As the healthcare industry transitions from a fee-for-service system to value-based payments, a number of different factors can present obstacles or facilitate successful payment reform, according to a Robert Wood Johnson Foundation report.
These facilitators and barriers to payment reform fall into four main categories — market-based, governmental, organizational and design. Some factors can either help or hurt the transition to the new payment system, depending on the circumstance, according to the report.
Market-based factors
The characteristics of plans, providers and purchasers in the market affect reform efforts. In terms of facilitators, prior or simultaneous payment reform initiatives can spark similar efforts in the market. Additionally, a culture of collaboration, trust and mutual respect between organizations in the market and a willingness to work together increase the odds of payment reform success. Furthermore, concerning providers, integrated delivery systems capable of taking on risks have a positive effect on reform.
Dominant, large providers, health plans and employers in the market can either help or hinder the transition to value-based payment, depending on their willingness to participate. If they commit themselves to reform, they can create a "keeping up with the Joneses" effect and make great strides with their considerable resources, according to the report. Small or safety-net providers can also either complicate or facilitate reform. Due to their lack of resources and infrastructure, these organizations can struggle to revamp payment systems. Still, safety-net facilities can achieve reform success, if they have adequate resources.
State-based "domestic" health plans can drive reform if they recognize the value of working together to develop a bundled payment system, but inaction on their part can also drag down efforts to change the payment system. Additionally, multi-payer efforts can encourage provider involvement by reducing administrative burdens, but these initiatives can also slow down reform by bringing the group down to the level of the lowest common denominator, according to the report.
When it comes to market-based barriers, a highly competitive environment without a dominant health plan and/or provider isn't conducive to the sort of collaboration that can ease payment system transitions.
Governmental factors
State-based payment reform efforts can get a significant boost if the governor demonstrates a commitment to changing the system, according to the report. Additionally, establishing a requirement or presenting the opportunity for healthcare providers that have contracts with Medicaid or the state employee benefits program to implement alternative payment models increases the odds of successful reform.

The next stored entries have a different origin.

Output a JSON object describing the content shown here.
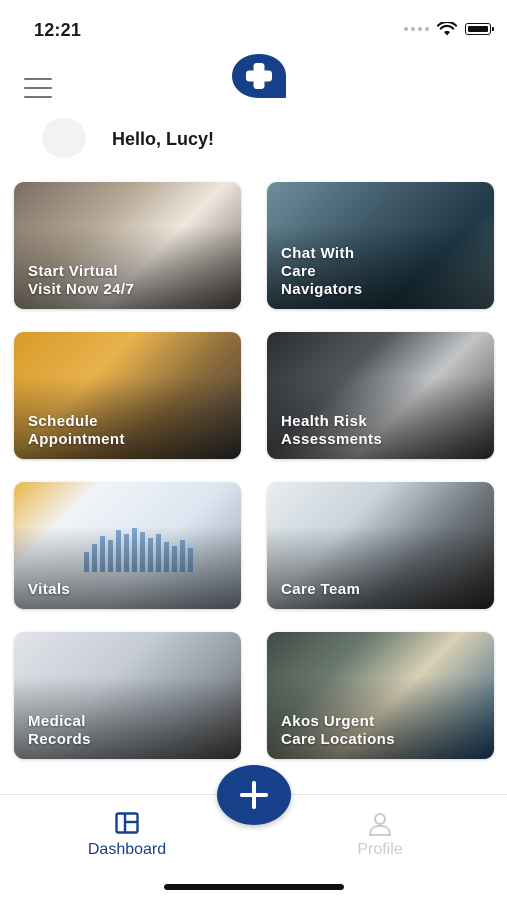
{
  "status_bar": {
    "time": "12:21"
  },
  "header": {
    "menu_icon": "hamburger-menu-icon",
    "logo_icon": "medical-cross-logo-icon",
    "greeting": "Hello, Lucy!"
  },
  "tiles": [
    {
      "label": "Start Virtual\nVisit Now 24/7"
    },
    {
      "label": "Chat With\nCare\nNavigators"
    },
    {
      "label": "Schedule\nAppointment"
    },
    {
      "label": "Health Risk\nAssessments"
    },
    {
      "label": "Vitals"
    },
    {
      "label": "Care Team"
    },
    {
      "label": "Medical\nRecords"
    },
    {
      "label": "Akos Urgent\nCare Locations"
    }
  ],
  "bottom_nav": {
    "dashboard_label": "Dashboard",
    "profile_label": "Profile",
    "fab_icon": "plus-icon"
  },
  "colors": {
    "brand": "#17408a",
    "inactive": "#c9cdd2"
  }
}
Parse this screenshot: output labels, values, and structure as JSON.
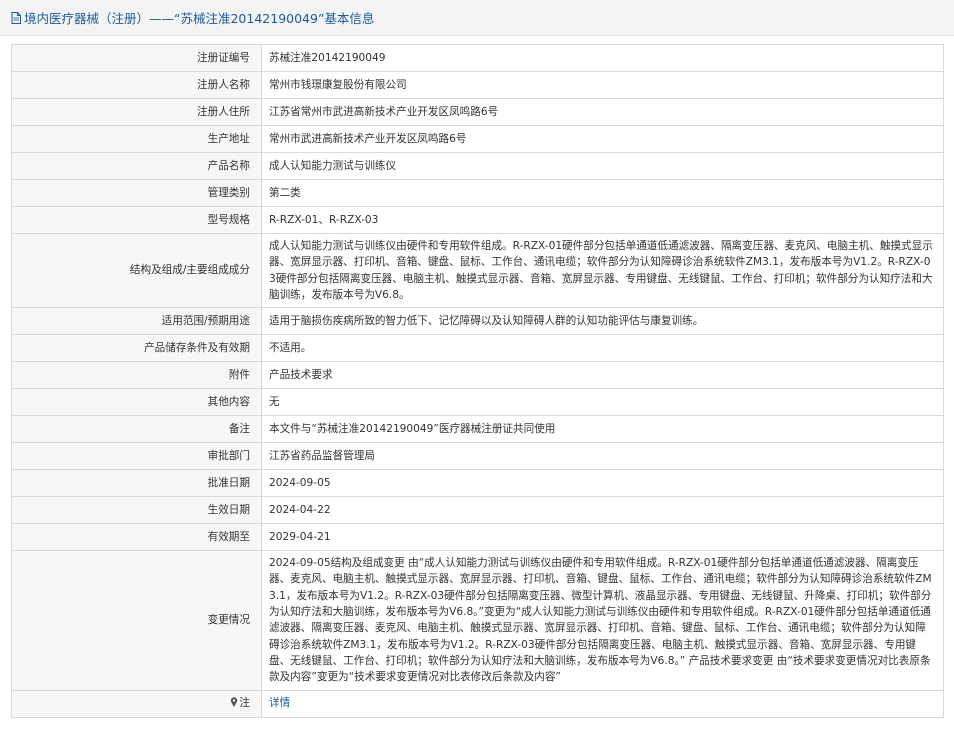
{
  "header": {
    "title": "境内医疗器械（注册）——“苏械注准20142190049”基本信息"
  },
  "rows": [
    {
      "label": "注册证编号",
      "value": "苏械注准20142190049"
    },
    {
      "label": "注册人名称",
      "value": "常州市钱璟康复股份有限公司"
    },
    {
      "label": "注册人住所",
      "value": "江苏省常州市武进高新技术产业开发区凤鸣路6号"
    },
    {
      "label": "生产地址",
      "value": "常州市武进高新技术产业开发区凤鸣路6号"
    },
    {
      "label": "产品名称",
      "value": "成人认知能力测试与训练仪"
    },
    {
      "label": "管理类别",
      "value": "第二类"
    },
    {
      "label": "型号规格",
      "value": "R-RZX-01、R-RZX-03"
    },
    {
      "label": "结构及组成/主要组成成分",
      "value": "成人认知能力测试与训练仪由硬件和专用软件组成。R-RZX-01硬件部分包括单通道低通滤波器、隔离变压器、麦克风、电脑主机、触摸式显示器、宽屏显示器、打印机、音箱、键盘、鼠标、工作台、通讯电缆；软件部分为认知障碍诊治系统软件ZM3.1，发布版本号为V1.2。R-RZX-03硬件部分包括隔离变压器、电脑主机、触摸式显示器、音箱、宽屏显示器、专用键盘、无线键鼠、工作台、打印机；软件部分为认知疗法和大脑训练，发布版本号为V6.8。"
    },
    {
      "label": "适用范围/预期用途",
      "value": "适用于脑损伤疾病所致的智力低下、记忆障碍以及认知障碍人群的认知功能评估与康复训练。"
    },
    {
      "label": "产品储存条件及有效期",
      "value": "不适用。"
    },
    {
      "label": "附件",
      "value": "产品技术要求"
    },
    {
      "label": "其他内容",
      "value": "无"
    },
    {
      "label": "备注",
      "value": "本文件与“苏械注准20142190049”医疗器械注册证共同使用"
    },
    {
      "label": "审批部门",
      "value": "江苏省药品监督管理局"
    },
    {
      "label": "批准日期",
      "value": "2024-09-05"
    },
    {
      "label": "生效日期",
      "value": "2024-04-22"
    },
    {
      "label": "有效期至",
      "value": "2029-04-21"
    },
    {
      "label": "变更情况",
      "value": "2024-09-05结构及组成变更 由“成人认知能力测试与训练仪由硬件和专用软件组成。R-RZX-01硬件部分包括单通道低通滤波器、隔离变压器、麦克风、电脑主机、触摸式显示器、宽屏显示器、打印机、音箱、键盘、鼠标、工作台、通讯电缆；软件部分为认知障碍诊治系统软件ZM3.1，发布版本号为V1.2。R-RZX-03硬件部分包括隔离变压器、微型计算机、液晶显示器、专用键盘、无线键鼠、升降桌、打印机；软件部分为认知疗法和大脑训练，发布版本号为V6.8。”变更为“成人认知能力测试与训练仪由硬件和专用软件组成。R-RZX-01硬件部分包括单通道低通滤波器、隔离变压器、麦克风、电脑主机、触摸式显示器、宽屏显示器、打印机、音箱、键盘、鼠标、工作台、通讯电缆；软件部分为认知障碍诊治系统软件ZM3.1，发布版本号为V1.2。R-RZX-03硬件部分包括隔离变压器、电脑主机、触摸式显示器、音箱、宽屏显示器、专用键盘、无线键鼠、工作台、打印机；软件部分为认知疗法和大脑训练，发布版本号为V6.8。” 产品技术要求变更 由“技术要求变更情况对比表原条款及内容”变更为“技术要求变更情况对比表修改后条款及内容”"
    }
  ],
  "footer_row": {
    "label": "注",
    "link": "详情"
  }
}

On the other hand, apathy and a lack of willpower on the part of the governor or state legislators can slow the process of moving away from fee-for-service payments. Furthermore, differences in reform goals between disability advocates and providers and the health care community can present an obstacle. Those pushing for payment reform may want a delivery model that integrates preventive, acute and long-term services, but disability advocates have expressed concern that this would "medicalize" long-term services, according to the report. Difficulties in coordinating Medicaid with commercial payment reform efforts because of different population characteristics can also be a challenge, although not a major obstacle.
Organizational factors
The characteristics of providers, payers, employers and other organizations can have a significant effect on payment reform. Strong, trusted leadership figures driving change and having access to and the ability to analyze data can strengthen efforts to change the system. Strong affiliations with other payers or providers, timely feedback on performance and relationships with trusted third-party entities to facilitate design and implementation aid reform efforts, according to the report. Finally, organizations with adequate staffing and/or outside technical assistance to complete the transition to a new payment system are more likely to achieve their goals.
On the other hand, a lack of affiliations, not having access to relevant data and not understanding or underestimating the work required can leave healthcare organizations stuck in the world of fee-for-service.
Design factors
Payment reform plans that are proven to save providers and payers money, easy to understand and fit within the context of their environment are the most likely to succeed, according to the report. Conversely, targeting a patient population that's too small to lead to significant savings and motivation to implement the reform effort isn't likely to work out. The same outcome is likely if the providers participating in a pilot project have too small of a population, meaning the results might not be statistically significant.